ADDING DEBUG SUPPORT

Adding assertions and other debugging code to your implementations can reduce the time required to find any bugs hiding in your code. This checklist points out worthwhile assertions and debugging code you should consider using.

  • Have you used assertions to validate your function arguments? If you find that you can’t validate a particular argument because you don’t have enough information, would maintaining extra debug information help? Recall how the debug-only sizeofBlock function was useful in validating pointers to allocated memory.
  • Have you used assertions to validate your assumptions, or to detect illegal uses of undefined behavior? Asserting for undefined behavior prevents programmers from abusing unspecified details of your implementations.
  • Defensive programming “fixes” internal bugs when they occur, making such bugs hard to spot. Have you used assertions to detect these bugs in the DEBUG version of your program? (Ofcourse, this view of defensive programming doesn’t apply to defensive programming used to correct bad end-user inputs.)
  • Are your assertions clear? If not, be sure to include comments to explain the tests. Unfortunately, when programmers get an assertion failure and don’t understand the purpose of the test, they will often assume that the assertion is invalid and remove it. Comments help preserve your assertions.
  • If your code allocates memory, have you used debug-only code to set the uninitialized contents to a known but obviously garbage state? Setting memory to a consistent value will make it easier to find and reliably reproduce bugs that use uninitialized memory.
  • If your code releases memory, does it first destroy the contents so that you don’t have valid-looking garbage hanging around?
  • Are any of your algorithms critical enough that you should use a second, but different, debug-only algorithm to verify the primary one?
  • Are there any debug checks you can make at program startup to detect bugs at the earliest possible moment? In particular, are there any data tables you could validate at program startup?

TESTING

It is vitally important that programmers test their code, even if it means slipping the schedule. The questions in this section point out the most beneficial testing steps to take.
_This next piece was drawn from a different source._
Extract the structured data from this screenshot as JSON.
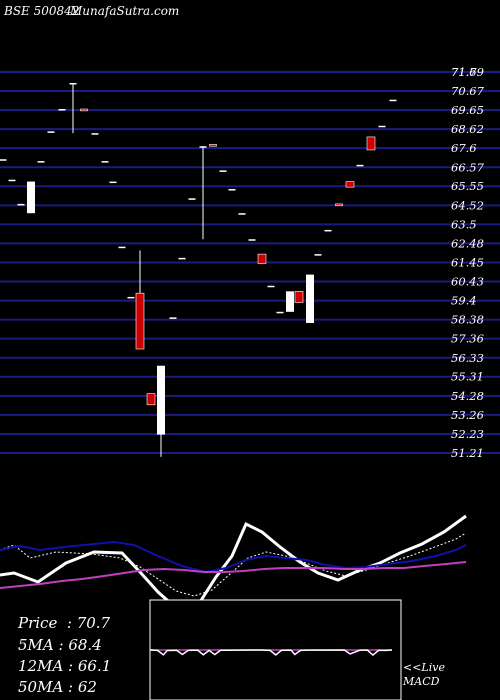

  • Does the code compile without generating any warnings, including all optional compiler warnings? If you’re using lint, or a similar diagnostic tool, does the code pass all tests? Does the code pass your unit tests? If you’ve skipped any of these steps, you’re missing an opportunity to easily detect bugs.
  • Have you stepped through all new code using a debugger, focusing not only on the code, but also on the data flowing through that code? This is perhaps the best approach to catching bugs in your implementations.
  • Have you "cleaned up” any code? If so, have you tested the code? Have you stepped through the code in a debugger? Remember, code that has been cleaned up is actually new code that must be thoroughly tested.
  • Should you write a unit test for the new code?

DEBUGGING

You should review the questions below each time you have to track down a reported bug.

  • Were you able to find the reported bug? If not, remember that bugs don’t just go away; either they’re hiding, or they have been fixed already. To determine which is true, you should look for the bug in the same version of the code in which the bug was reported.
  • Have you found the true cause of the bug or merely a symptom of the bug? Be sure to track down the cause of the bug.
  • How could this bug have been prevented? Come up with a precise guideline that could prevent this bug in the future.
  • How could this bug have been detected automatically? Would as assertion catch it? What about some DEBUG code? What changes in your coding practices or process would help?